Some fans attending two recent games in New York City helped test a new digital health pass that can show proof a person has recently tested negative for COVID-19 or been vaccinated against the virus that causes the disease.
Fans at a Feb. 27 Brooklyn Nets game at the Barclays Center and at a March 2 New York Rangers game at Madison Square Garden helped test the Excelsior Pass, which was developed by the state and IBM.
People using the pass can print it out or use their smartphones to display a copy when they’re entering an arena.
The test results are being used to enhance the quality of the pass, officials said when recently announcing the pilot program.
“As we begin reopening the valves on different sectors of our economy, we are putting guidelines in place to ensure individuals attending events involving larger gatherings have tested negative for COVID or have been vaccinated to avoid an outbreak of the virus. The Excelsior Pass will play a critical role in getting information to venues and sites in a secure and streamlined way, allowing us to fast-track the reopening of these businesses and getting us one step closer to reaching a new normal,” Gov. Andrew Cuomo, a Democrat, said in a statement last month.
“This solution can provide New York, and other states, a simple, secure, and voluntary method for showing proof of a negative COVID-19 test result or certification of vaccination. IBM is proud to support the State of New York with its efforts to apply innovative technologies to help residents and communities respond to COVID-19,” added Steve LaFleche, general manager of IBM Public and Federal Market.
All staff members and spectators at large stadiums and arenas in New York state must test negative for COVID-19 within 72 hours of the event and produce proof of the test. The pilot saw a subset of predetermined participants able to use the pass to confirm the negative test.
People aren’t currently required to prove vaccination, but New York City mayoral candidate Andrew Yang has floated an easy way for people to show they’ve been vaccinated, “like a bar code they can download to their phone.” Similar efforts are underway around the world, like a “Digital Green Pass” being developed by the European Union Commission.

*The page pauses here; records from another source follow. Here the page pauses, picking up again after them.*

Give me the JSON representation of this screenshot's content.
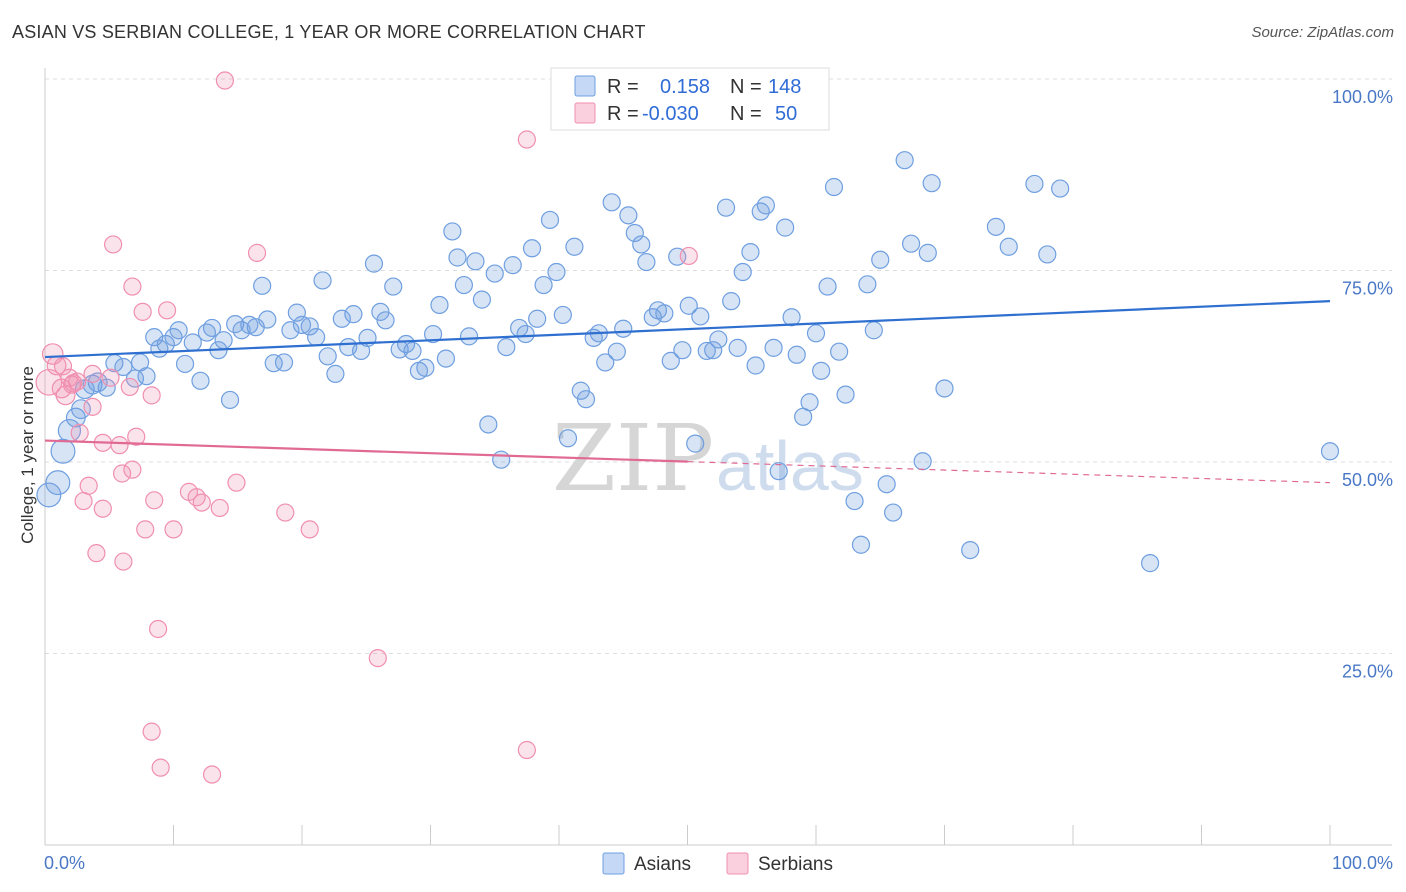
{
  "title": "ASIAN VS SERBIAN COLLEGE, 1 YEAR OR MORE CORRELATION CHART",
  "source": "Source: ZipAtlas.com",
  "watermark": {
    "zip": "ZIP",
    "atlas": "atlas"
  },
  "legend_top": {
    "r_label": "R =",
    "n_label": "N =",
    "rows": [
      {
        "name": "Asians",
        "r": "0.158",
        "n": "148",
        "color": "#6f9fe0"
      },
      {
        "name": "Serbians",
        "r": "-0.030",
        "n": "50",
        "color": "#f08fb0"
      }
    ]
  },
  "legend_bottom": [
    "Asians",
    "Serbians"
  ],
  "chart_data": {
    "type": "scatter",
    "title": "ASIAN VS SERBIAN COLLEGE, 1 YEAR OR MORE CORRELATION CHART",
    "xlabel": "",
    "ylabel": "College, 1 year or more",
    "xlim": [
      0,
      100
    ],
    "ylim": [
      0,
      100
    ],
    "x_tick_labels": [
      "0.0%",
      "100.0%"
    ],
    "y_tick_labels": [
      "25.0%",
      "50.0%",
      "75.0%",
      "100.0%"
    ],
    "y_gridlines": [
      25,
      50,
      75,
      100
    ],
    "series": [
      {
        "name": "Asians",
        "color": "#6f9fe0",
        "line_color": "#2e6fd0",
        "trend": {
          "x0": 0,
          "y0": 63.7,
          "x1": 100,
          "y1": 71.0,
          "dashed_from": null
        },
        "points": [
          [
            0.3,
            45.7,
            1.4
          ],
          [
            1.0,
            47.3,
            1.4
          ],
          [
            1.4,
            51.4,
            1.4
          ],
          [
            1.9,
            54.1,
            1.3
          ],
          [
            2.4,
            55.8,
            1.1
          ],
          [
            2.8,
            56.9,
            1.1
          ],
          [
            3.1,
            59.5,
            1.1
          ],
          [
            3.7,
            60.1,
            1.1
          ],
          [
            4.1,
            60.4,
            1.1
          ],
          [
            4.8,
            59.7,
            1.0
          ],
          [
            5.4,
            62.9,
            1.0
          ],
          [
            6.1,
            62.4,
            1.0
          ],
          [
            7.0,
            60.9,
            1.0
          ],
          [
            7.4,
            63.0,
            1.0
          ],
          [
            7.9,
            61.2,
            1.0
          ],
          [
            8.5,
            66.3,
            1.0
          ],
          [
            8.9,
            64.8,
            1.0
          ],
          [
            9.4,
            65.4,
            1.0
          ],
          [
            10.0,
            66.3,
            1.0
          ],
          [
            10.4,
            67.2,
            1.0
          ],
          [
            10.9,
            62.8,
            1.0
          ],
          [
            11.5,
            65.6,
            1.0
          ],
          [
            12.1,
            60.6,
            1.0
          ],
          [
            12.6,
            66.9,
            1.0
          ],
          [
            13.0,
            67.5,
            1.0
          ],
          [
            13.5,
            64.6,
            1.0
          ],
          [
            13.9,
            65.9,
            1.0
          ],
          [
            14.4,
            58.1,
            1.0
          ],
          [
            14.8,
            68.0,
            1.0
          ],
          [
            15.3,
            67.2,
            1.0
          ],
          [
            15.9,
            67.9,
            1.0
          ],
          [
            16.4,
            67.6,
            1.0
          ],
          [
            16.9,
            73.0,
            1.0
          ],
          [
            17.3,
            68.6,
            1.0
          ],
          [
            17.8,
            62.9,
            1.0
          ],
          [
            18.6,
            63.0,
            1.0
          ],
          [
            19.1,
            67.2,
            1.0
          ],
          [
            19.6,
            69.5,
            1.0
          ],
          [
            20.0,
            67.9,
            1.0
          ],
          [
            20.6,
            67.7,
            1.0
          ],
          [
            21.1,
            66.3,
            1.0
          ],
          [
            21.6,
            73.7,
            1.0
          ],
          [
            22.0,
            63.8,
            1.0
          ],
          [
            22.6,
            61.5,
            1.0
          ],
          [
            23.1,
            68.7,
            1.0
          ],
          [
            23.6,
            65.0,
            1.0
          ],
          [
            24.0,
            69.3,
            1.0
          ],
          [
            24.6,
            64.5,
            1.0
          ],
          [
            25.1,
            66.2,
            1.0
          ],
          [
            25.6,
            75.9,
            1.0
          ],
          [
            26.1,
            69.6,
            1.0
          ],
          [
            26.5,
            68.5,
            1.0
          ],
          [
            27.1,
            72.9,
            1.0
          ],
          [
            27.6,
            64.7,
            1.0
          ],
          [
            28.1,
            65.4,
            1.0
          ],
          [
            28.6,
            64.5,
            1.0
          ],
          [
            29.1,
            61.9,
            1.0
          ],
          [
            29.6,
            62.3,
            1.0
          ],
          [
            30.2,
            66.7,
            1.0
          ],
          [
            30.7,
            70.5,
            1.0
          ],
          [
            31.2,
            63.5,
            1.0
          ],
          [
            31.7,
            80.1,
            1.0
          ],
          [
            32.1,
            76.7,
            1.0
          ],
          [
            32.6,
            73.1,
            1.0
          ],
          [
            33.0,
            66.4,
            1.0
          ],
          [
            33.5,
            76.2,
            1.0
          ],
          [
            34.0,
            71.2,
            1.0
          ],
          [
            34.5,
            54.9,
            1.0
          ],
          [
            35.0,
            74.6,
            1.0
          ],
          [
            35.5,
            50.3,
            1.0
          ],
          [
            35.9,
            65.0,
            1.0
          ],
          [
            36.4,
            75.7,
            1.0
          ],
          [
            36.9,
            67.5,
            1.0
          ],
          [
            37.4,
            66.7,
            1.0
          ],
          [
            37.9,
            77.9,
            1.0
          ],
          [
            38.3,
            68.7,
            1.0
          ],
          [
            38.8,
            73.1,
            1.0
          ],
          [
            39.3,
            81.6,
            1.0
          ],
          [
            39.8,
            74.8,
            1.0
          ],
          [
            40.3,
            69.2,
            1.0
          ],
          [
            40.7,
            53.1,
            1.0
          ],
          [
            41.2,
            78.1,
            1.0
          ],
          [
            41.7,
            59.3,
            1.0
          ],
          [
            42.1,
            58.2,
            1.0
          ],
          [
            42.7,
            66.2,
            1.0
          ],
          [
            43.1,
            66.8,
            1.0
          ],
          [
            43.6,
            63.0,
            1.0
          ],
          [
            44.1,
            83.9,
            1.0
          ],
          [
            44.5,
            64.4,
            1.0
          ],
          [
            45.0,
            67.4,
            1.0
          ],
          [
            45.4,
            82.2,
            1.0
          ],
          [
            45.9,
            79.9,
            1.0
          ],
          [
            46.4,
            78.4,
            1.0
          ],
          [
            46.8,
            76.1,
            1.0
          ],
          [
            47.3,
            68.9,
            1.0
          ],
          [
            47.7,
            69.8,
            1.0
          ],
          [
            48.2,
            69.4,
            1.0
          ],
          [
            48.7,
            63.2,
            1.0
          ],
          [
            49.2,
            76.8,
            1.0
          ],
          [
            49.6,
            64.6,
            1.0
          ],
          [
            50.1,
            70.4,
            1.0
          ],
          [
            50.6,
            52.4,
            1.0
          ],
          [
            51.0,
            69.0,
            1.0
          ],
          [
            51.5,
            64.5,
            1.0
          ],
          [
            52.0,
            64.6,
            1.0
          ],
          [
            52.4,
            66.0,
            1.0
          ],
          [
            53.0,
            83.2,
            1.0
          ],
          [
            53.4,
            71.0,
            1.0
          ],
          [
            53.9,
            64.9,
            1.0
          ],
          [
            54.3,
            74.8,
            1.0
          ],
          [
            54.9,
            77.4,
            1.0
          ],
          [
            55.3,
            62.6,
            1.0
          ],
          [
            55.7,
            82.7,
            1.0
          ],
          [
            56.1,
            83.5,
            1.0
          ],
          [
            56.7,
            64.9,
            1.0
          ],
          [
            57.1,
            48.8,
            1.0
          ],
          [
            57.6,
            80.6,
            1.0
          ],
          [
            58.1,
            68.9,
            1.0
          ],
          [
            58.5,
            64.0,
            1.0
          ],
          [
            59.0,
            55.9,
            1.0
          ],
          [
            59.5,
            57.8,
            1.0
          ],
          [
            60.0,
            66.8,
            1.0
          ],
          [
            60.4,
            61.9,
            1.0
          ],
          [
            60.9,
            72.9,
            1.0
          ],
          [
            61.4,
            85.9,
            1.0
          ],
          [
            61.8,
            64.4,
            1.0
          ],
          [
            62.3,
            58.8,
            1.0
          ],
          [
            63.0,
            44.9,
            1.0
          ],
          [
            63.5,
            39.2,
            1.0
          ],
          [
            64.0,
            73.2,
            1.0
          ],
          [
            64.5,
            67.2,
            1.0
          ],
          [
            65.0,
            76.4,
            1.0
          ],
          [
            65.5,
            47.1,
            1.0
          ],
          [
            66.0,
            43.4,
            1.0
          ],
          [
            66.9,
            89.4,
            1.0
          ],
          [
            67.4,
            78.5,
            1.0
          ],
          [
            68.3,
            50.1,
            1.0
          ],
          [
            68.7,
            77.3,
            1.0
          ],
          [
            69.0,
            86.4,
            1.0
          ],
          [
            70.0,
            59.6,
            1.0
          ],
          [
            72.0,
            38.5,
            1.0
          ],
          [
            74.0,
            80.7,
            1.0
          ],
          [
            75.0,
            78.1,
            1.0
          ],
          [
            77.0,
            86.3,
            1.0
          ],
          [
            78.0,
            77.1,
            1.0
          ],
          [
            79.0,
            85.7,
            1.0
          ],
          [
            86.0,
            36.8,
            1.0
          ],
          [
            100.0,
            51.4,
            1.0
          ]
        ]
      },
      {
        "name": "Serbians",
        "color": "#f08fb0",
        "line_color": "#e06a94",
        "trend": {
          "x0": 0,
          "y0": 52.8,
          "x1": 100,
          "y1": 47.3,
          "dashed_from": 50
        },
        "points": [
          [
            0.3,
            60.4,
            1.5
          ],
          [
            0.6,
            64.1,
            1.2
          ],
          [
            0.9,
            62.6,
            1.1
          ],
          [
            1.3,
            59.6,
            1.1
          ],
          [
            1.6,
            58.7,
            1.1
          ],
          [
            1.9,
            61.0,
            1.0
          ],
          [
            2.2,
            60.3,
            1.0
          ],
          [
            2.5,
            60.5,
            1.0
          ],
          [
            2.7,
            53.8,
            1.0
          ],
          [
            3.0,
            44.9,
            1.0
          ],
          [
            3.4,
            46.9,
            1.0
          ],
          [
            3.7,
            57.2,
            1.0
          ],
          [
            4.0,
            38.1,
            1.0
          ],
          [
            4.5,
            52.5,
            1.0
          ],
          [
            4.5,
            43.9,
            1.0
          ],
          [
            5.1,
            61.0,
            1.0
          ],
          [
            5.3,
            78.4,
            1.0
          ],
          [
            5.8,
            52.2,
            1.0
          ],
          [
            6.0,
            48.5,
            1.0
          ],
          [
            6.1,
            37.0,
            1.0
          ],
          [
            6.6,
            59.8,
            1.0
          ],
          [
            6.8,
            72.9,
            1.0
          ],
          [
            6.8,
            49.0,
            1.0
          ],
          [
            7.1,
            53.3,
            1.0
          ],
          [
            7.6,
            69.6,
            1.0
          ],
          [
            7.8,
            41.2,
            1.0
          ],
          [
            8.3,
            58.7,
            1.0
          ],
          [
            8.3,
            14.8,
            1.0
          ],
          [
            8.5,
            45.0,
            1.0
          ],
          [
            8.8,
            28.2,
            1.0
          ],
          [
            9.0,
            10.1,
            1.0
          ],
          [
            9.5,
            69.8,
            1.0
          ],
          [
            10.0,
            41.2,
            1.0
          ],
          [
            11.2,
            46.1,
            1.0
          ],
          [
            11.8,
            45.4,
            1.0
          ],
          [
            12.2,
            44.7,
            1.0
          ],
          [
            13.0,
            9.2,
            1.0
          ],
          [
            13.6,
            44.0,
            1.0
          ],
          [
            14.0,
            99.8,
            1.0
          ],
          [
            14.9,
            47.3,
            1.0
          ],
          [
            16.5,
            77.3,
            1.0
          ],
          [
            18.7,
            43.4,
            1.0
          ],
          [
            20.6,
            41.2,
            1.0
          ],
          [
            25.9,
            24.4,
            1.0
          ],
          [
            37.5,
            12.4,
            1.0
          ],
          [
            37.5,
            92.1,
            1.0
          ],
          [
            50.1,
            76.9,
            1.0
          ],
          [
            3.7,
            61.5,
            1.0
          ],
          [
            1.4,
            62.5,
            1.0
          ],
          [
            2.1,
            60.1,
            1.0
          ]
        ]
      }
    ]
  }
}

The developments have drawn pushback.
Albert Fox Cahn, executive director of the Surveillance Technology Oversight Project, said during a recent appearance on CBS that there’s already a physical card that people carry with them to prove they’ve been vaccinated against a certain disease, which makes sense, but the new technology is different.
The digital health passes “wouldn’t be used when you fly internationally but used when you go to work, when you go to school, even [when you] go to the local grocery store,” he said. “And from my perspective as a civil rights lawyer, as a technologist, this is really disturbing, both because of those privacy and equity impacts, but because of the fact that, for all of the surveillance we’re now being sold, there’s no evidence that it will actually work.”
Dr. Michael Ryan of the United Nations’ World Health Organization told a recent press conference that “at the present time the use of certification of vaccination as a requirement for travel is not advised because quite simply vaccination is just not available enough around the world and is not available certainly on an equitable basis.”
A group of airlines and travel and labor groups wrote to the Biden administration this week, urging it to create a digital health pass that would let travelers show proof of vaccination.
White House press secretary Jen Psaki told reporters this week that the administration believes private companies would develop such a pass.